Leading Through Brokenness

June 1st, 2017

I used to drive home each day from work seeing a billboard advertisement for a dentist office. The advertisement claimed that coming to see them for dental work is not like going to the dentist at all.

While I appreciated their desire to lessen the association of pain with regular checkups at the dentist, I see this promise and desire span broader and deeper through many areas of life.

The In-Between Places

So often we want to skip out on the hard stuff in life. We know where we want to be – on the other side of it – but we do not want to acknowledge the actual feeling as we proceed through it.

We have run so far away that it is as if we do not know what to do with the in-between places, especially relating to pain but equally relatable to boredom or almost any other emotion labeled uncomfortable or unwanted, including brokenness.

We eagerly saturate the process with distractions and call this good because we think it makes it easier; truthfully, it makes us ignorant and numb.

I know this because I am the one running through the hot coals of brokenness claiming everything is good as my feet sear with pain at each step.

Beauty in the Brokenness

In part, this is because I honestly see the beauty in the brokenness – it is not a lack of sincerity. I can see the working out of my faith in the places that hurt.

But brokenness has sharp edges that should be attended to lest they pierce us when we ignorantly try to run through the pain.

The fact that life is hard does not negate that it is full of goodness. And all of the goodness does not negate the fact that life is hard.

I propose that these are intertwined rather than on opposite ends of a spectrum; both are needed for life to be lived with any amount of sincere joy.

But none of that means it is easy.

Sometimes I need to sit in the space with what is available.

Sometimes what is available is brokenness.

Sometimes what is available is tiredness.

Sometimes that space is full of awkwardness.

Sometimes it is full of anger or hurt.

Sometimes it is just full.

And sometimes it is empty.

And this is OK.

It is OK to sit there. It is OK to just be there.

Sitting Amongst the Brokenness

I am by no means casting my joys aside. I can sit amongst the brokenness resting in a peace that does not equate to the place. I can honestly speak of joy while also talking about heartache.

[bctt tweet=”The heartache does not drive the joy away; rather, it increases it.” username=”ys_scoop”]

I can sing songs of joy with tears in my eyes. I can wait patiently for the promise of goodness because my hope lies in the Lord and not in circumstances. I can trust that the Lord is good – I can even taste it – when situations are full of frustration.

When I stop trying to fill the spaces that are uncomfortable, whether that is anger or silence or brokenness, using habits of Facebook or exercise or friends, I can see not only what is broken but also the goodness. And it is by stopping that I can see the movings of the Lord; his response to my need of him in these places.

That is the goodness. That is the joy. That as I sit in these hard places, I can invite the Lord there with me and rest in him as I sit in the momentary place of difficulty.

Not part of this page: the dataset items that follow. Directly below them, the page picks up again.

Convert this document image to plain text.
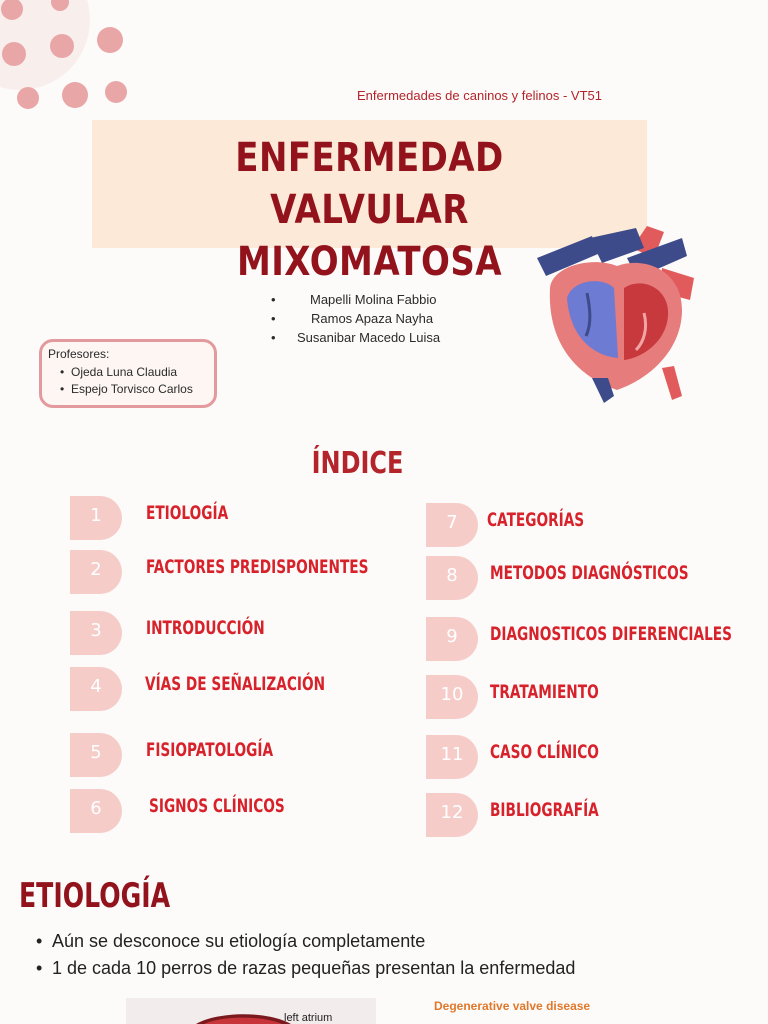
Enfermedades de caninos y felinos - VT51
ENFERMEDAD VALVULAR
MIXOMATOSA
• Mapelli Molina Fabbio
• Ramos Apaza Nayha
• Susanibar Macedo Luisa
Profesores:
• Ojeda Luna Claudia
• Espejo Torvisco Carlos
ÍNDICE
1	ETIOLOGÍA
2	FACTORES PREDISPONENTES
3	INTRODUCCIÓN
4	VÍAS DE SEÑALIZACIÓN
5	FISIOPATOLOGÍA
6	SIGNOS CLÍNICOS
7	CATEGORÍAS
8	METODOS DIAGNÓSTICOS
9	DIAGNOSTICOS DIFERENCIALES
10	TRATAMIENTO
11	CASO CLÍNICO
12	BIBLIOGRAFÍA
ETIOLOGÍA
• Aún se desconoce su etiología completamente
• 1 de cada 10 perros de razas pequeñas presentan la enfermedad
left atrium
Degenerative valve disease
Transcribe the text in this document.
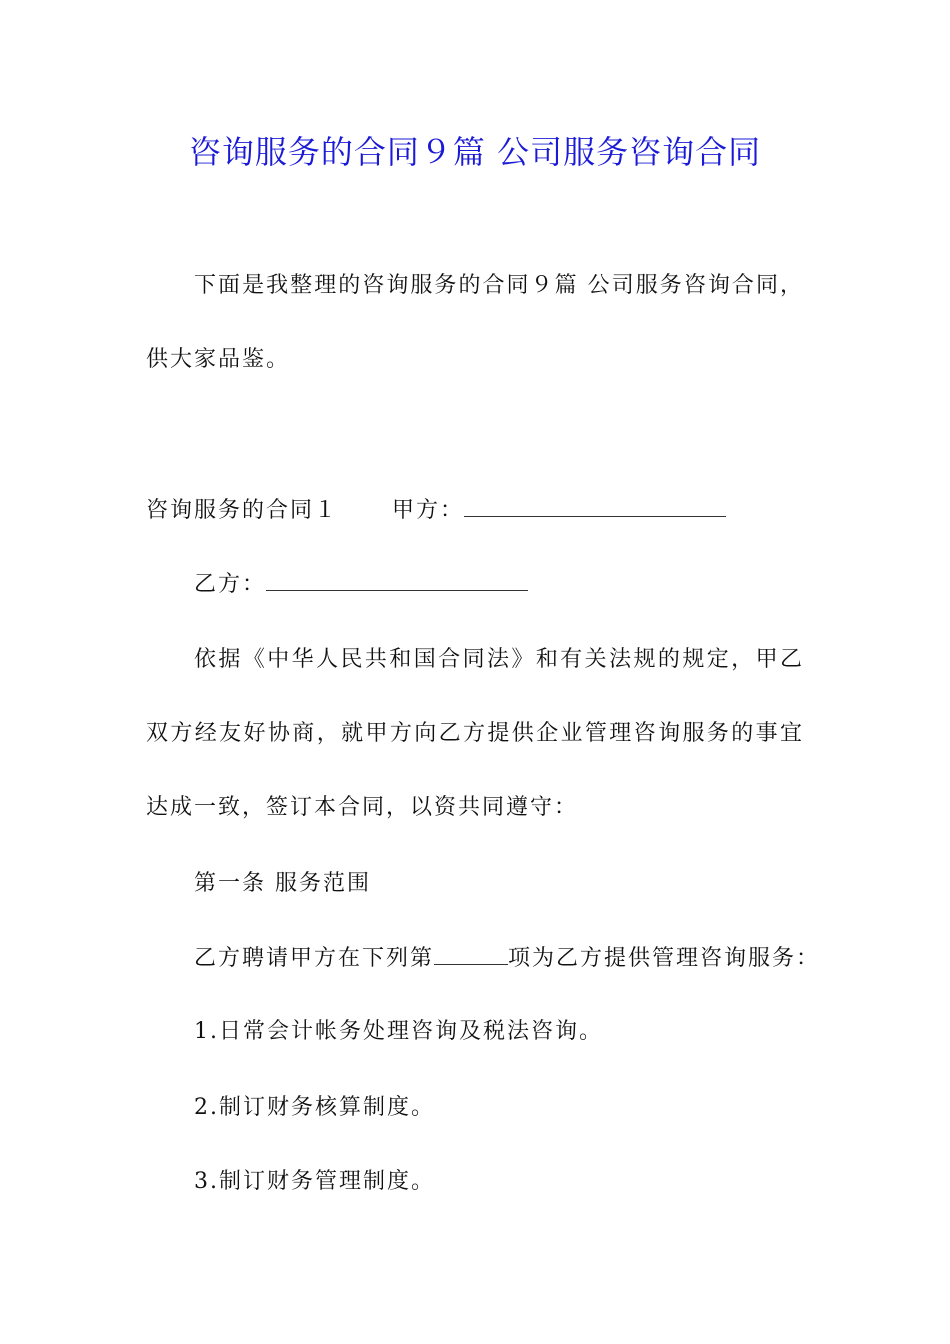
咨询服务的合同９篇 公司服务咨询合同
下面是我整理的咨询服务的合同９篇 公司服务咨询合同，
供大家品鉴。
咨询服务的合同１ 甲方：
乙方：
依据《中华人民共和国合同法》和有关法规的规定，甲乙
双方经友好协商，就甲方向乙方提供企业管理咨询服务的事宜
达成一致，签订本合同，以资共同遵守：
第一条 服务范围
乙方聘请甲方在下列第	项为乙方提供管理咨询服务：
1.日常会计帐务处理咨询及税法咨询。
2.制订财务核算制度。
3.制订财务管理制度。
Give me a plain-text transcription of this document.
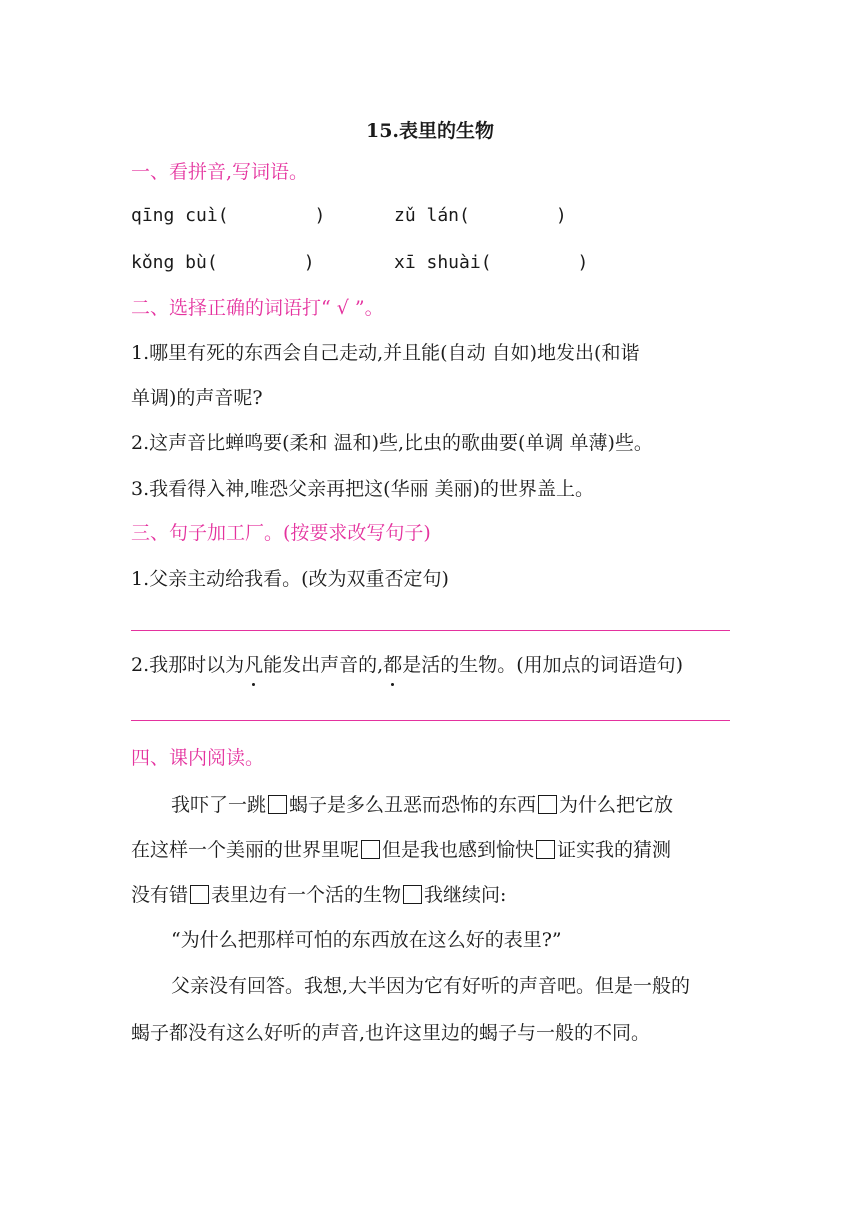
15.表里的生物
一、看拼音,写词语。
qīng cuì(	)	zǔ lán(	)
kǒng bù(	)	xī shuài(	)
二、选择正确的词语打“ √ ”。
1.哪里有死的东西会自己走动,并且能(自动 自如)地发出(和谐
单调)的声音呢?
2.这声音比蝉鸣要(柔和 温和)些,比虫的歌曲要(单调 单薄)些。
3.我看得入神,唯恐父亲再把这(华丽 美丽)的世界盖上。
三、句子加工厂。(按要求改写句子)
1.父亲主动给我看。(改为双重否定句)
2.我那时以为凡
能发出声音的,都
是活的生物。(用加点的词语造句)
四、课内阅读。
我吓了一跳 蝎子是多么丑恶而恐怖的东西 为什么把它放
在这样一个美丽的世界里呢 但是我也感到愉快 证实我的猜测
没有错 表里边有一个活的生物 我继续问:
“为什么把那样可怕的东西放在这么好的表里?”
父亲没有回答。我想,大半因为它有好听的声音吧。但是一般的
蝎子都没有这么好听的声音,也许这里边的蝎子与一般的不同。
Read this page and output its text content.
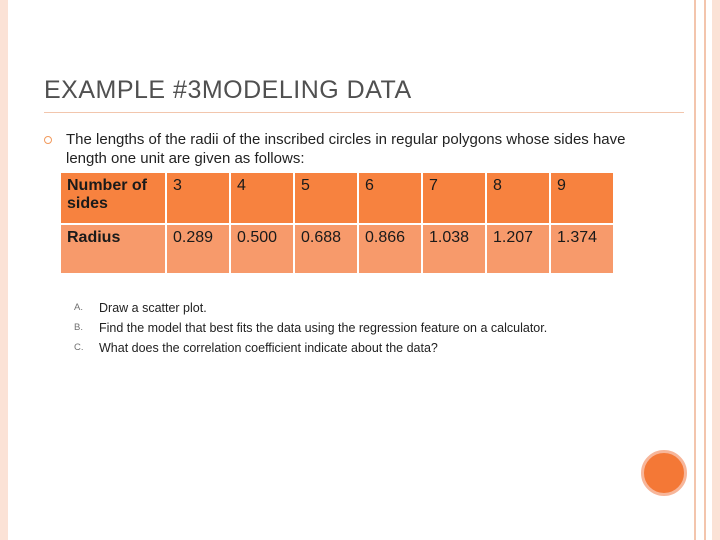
EXAMPLE #3MODELING DATA
The lengths of the radii of the inscribed circles in regular polygons whose sides have length one unit are given as follows:
Number of sides	3	4	5	6	7	8	9
Radius	0.289	0.500	0.688	0.866	1.038	1.207	1.374
A.	Draw a scatter plot.
B.	Find the model that best fits the data using the regression feature on a calculator.
C.	What does the correlation coefficient indicate about the data?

Leading Others in Brokeness

But what happens when I am broken and I have to attend to others, to lead them, to comfort them, to speak hope and truth and grace?

How come we believe we are less effective when we are in seasons of brokenness?

It is in the brokenness that we get to glimpse scripture as alive and active when we read that his grace is sufficient and how his strength is made perfect in our weakness (2 Corinthians 12:9). Do we believe that? Or do we just like how it sounds?

Looking back, the seasons of brokenness where I am most convinced of my own need of God are the most beautiful of seasons.

Looking around, it is those who speak from brokenness that I want to follow.

There appears to be something sacred about the way people see their need for God to be God and then give him the space to do just that. There is something magnificent when others acknowledge their limitations of brokenness and the body gets to work together to fulfill what the Lord has called us to be and do; to be the church.

We are not less because we are broken. God becomes more real to us and gets glory in our brokenness. And there is no better place from which to lead and to call others into.


Andrea Gaston received her Master of Arts in Counseling and spent several years as a professional counselor as well as an adviser position in higher education before becoming involved with women’s ministry, which led to a focus in college ministry. In the Summer of 2016, Andrea moved from Georgia to Iowa to pursue the opportunity of working specifically in college ministry. She practices working out the rambling thoughts in her head through writing in THE MESSY PLACES OF GRACE blog.